Where have you been, he asked his younger brother. We’ve been worried about you, the younger boy looked at him. Wondering when you were going to show up. If you were going to show up, the older sibling sipped his coffee. And now, here you are. Here’s Johnny, the younger brother smiled. You got any money? Are you broke? the older brother thumbed through his wallet. He pulled out a hundred dollar bill. Placed it on the table. Don’t spend it all in one place, the older son said. I can get you more than that. I don’t expect you to start all over again on just a hundred, he said. The other man looked at the bill then out the window of the diner.
I’m having scrambled eggs and bacon, the older man said. Maybe some buttered toast. You want something? he continued looking out the window. I said, would you like something? Breakfast? You always liked pancakes when we were kids. Bunch of syrup all over the place, he laughed.

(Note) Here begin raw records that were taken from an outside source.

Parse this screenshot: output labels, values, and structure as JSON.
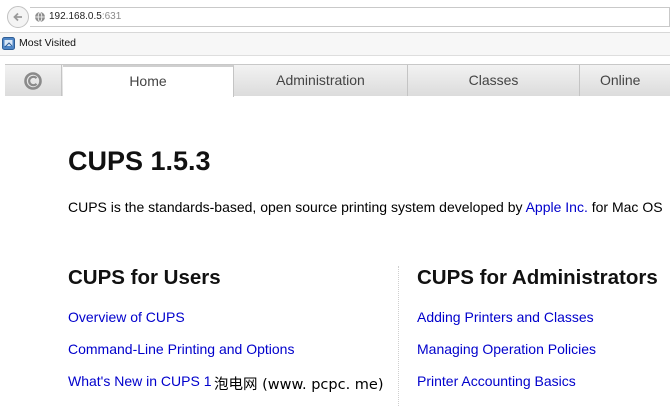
{
  "browser": {
    "url_host": "192.168.0.5",
    "url_port": ":631",
    "bookmarks": [
      {
        "label": "Most Visited"
      }
    ]
  },
  "nav": {
    "tabs": [
      {
        "label": "Home",
        "active": true
      },
      {
        "label": "Administration",
        "active": false
      },
      {
        "label": "Classes",
        "active": false
      },
      {
        "label": "Online",
        "active": false
      }
    ]
  },
  "main": {
    "title": "CUPS 1.5.3",
    "intro_before": "CUPS is the standards-based, open source printing system developed by ",
    "intro_link": "Apple Inc.",
    "intro_after": " for Mac OS",
    "users": {
      "heading": "CUPS for Users",
      "links": [
        "Overview of CUPS",
        "Command-Line Printing and Options",
        "What's New in CUPS 1"
      ]
    },
    "admins": {
      "heading": "CUPS for Administrators",
      "links": [
        "Adding Printers and Classes",
        "Managing Operation Policies",
        "Printer Accounting Basics"
      ]
    }
  },
  "watermark": "泡电网 (www. pcpc. me)",
  "colors": {
    "link": "#0000cc",
    "tabbar": "#e6e6e6",
    "active_tab": "#ffffff"
  }
}
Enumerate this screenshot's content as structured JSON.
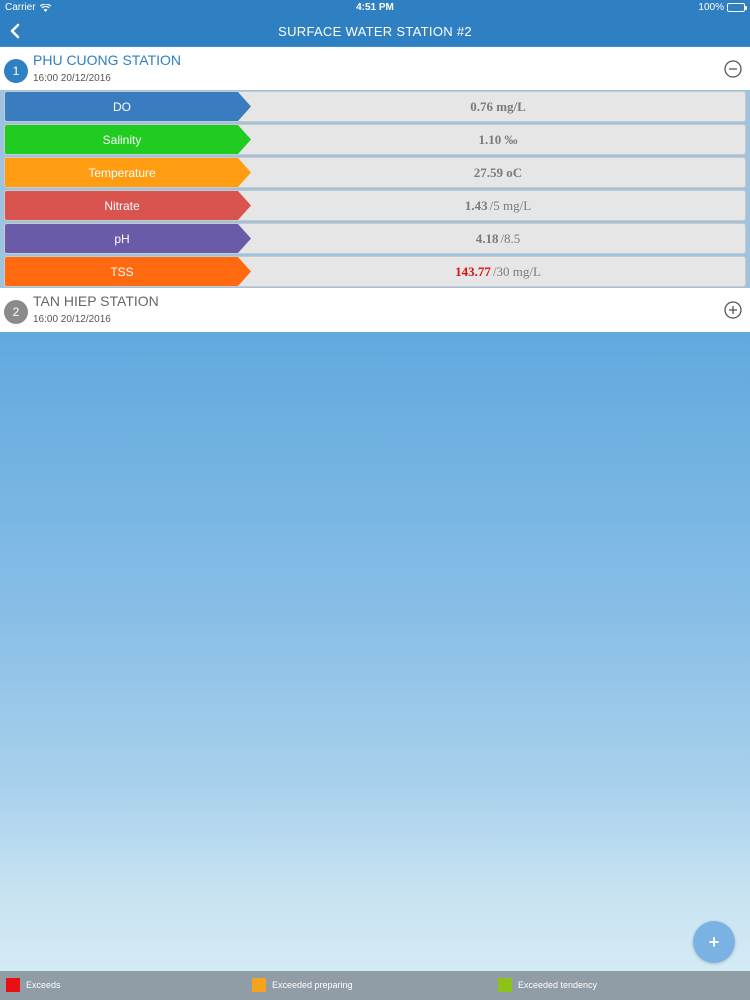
{
  "status_bar": {
    "carrier": "Carrier",
    "time": "4:51 PM",
    "battery": "100%"
  },
  "nav": {
    "title": "SURFACE WATER STATION #2"
  },
  "stations": [
    {
      "number": "1",
      "name": "PHU CUONG STATION",
      "datetime": "16:00 20/12/2016",
      "expanded": true,
      "badge_color": "#2f7fc3",
      "name_color": "#2f7fc3"
    },
    {
      "number": "2",
      "name": "TAN HIEP STATION",
      "datetime": "16:00 20/12/2016",
      "expanded": false,
      "badge_color": "#8b8b8b",
      "name_color": "#666666"
    }
  ],
  "readings": [
    {
      "label": "DO",
      "value": "0.76 mg/L",
      "limit": "",
      "color": "#3a7cc0",
      "value_color": "#7b7b7b"
    },
    {
      "label": "Salinity",
      "value": "1.10 ‰",
      "limit": "",
      "color": "#1fcc1f",
      "value_color": "#7b7b7b"
    },
    {
      "label": "Temperature",
      "value": "27.59 oC",
      "limit": "",
      "color": "#ff9c12",
      "value_color": "#7b7b7b"
    },
    {
      "label": "Nitrate",
      "value": "1.43",
      "limit": "/5 mg/L",
      "color": "#d9534f",
      "value_color": "#7b7b7b"
    },
    {
      "label": "pH",
      "value": "4.18",
      "limit": "/8.5",
      "color": "#6a5aa8",
      "value_color": "#7b7b7b"
    },
    {
      "label": "TSS",
      "value": "143.77",
      "limit": "/30 mg/L",
      "color": "#ff6a10",
      "value_color": "#e01010"
    }
  ],
  "fab": {
    "label": "+"
  },
  "legend": [
    {
      "label": "Exceeds",
      "color": "#e81010"
    },
    {
      "label": "Exceeded preparing",
      "color": "#f7a21b"
    },
    {
      "label": "Exceeded tendency",
      "color": "#8ec21a"
    }
  ]
}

When were you going to tell me she died? the younger boy asked.
We had no way of getting a hold of you.
Paul got a hold of me.
Did you tell Paul to call me?
Why didn’t you ask him for the number?
At the shelter. In Joplin.
You could’ve called me a few times, the older boy said. Could’ve called your own brother. I told Paul to call you and tell you about mom. So, in a way. I did call you.
Paul would’ve called anyway, the waitress came over. Poured two more coffees. The older man gave her his order. Nothing for me,the younger one said.
You’re always starting trouble. Always taking off. Walking around America. Got nothing but the clothes on you. Don’t you want more? More out of life?
The younger brother looked at his older brother. Slid the bill back towards him and walked out of the diner. The older brother watched as he crossed the street.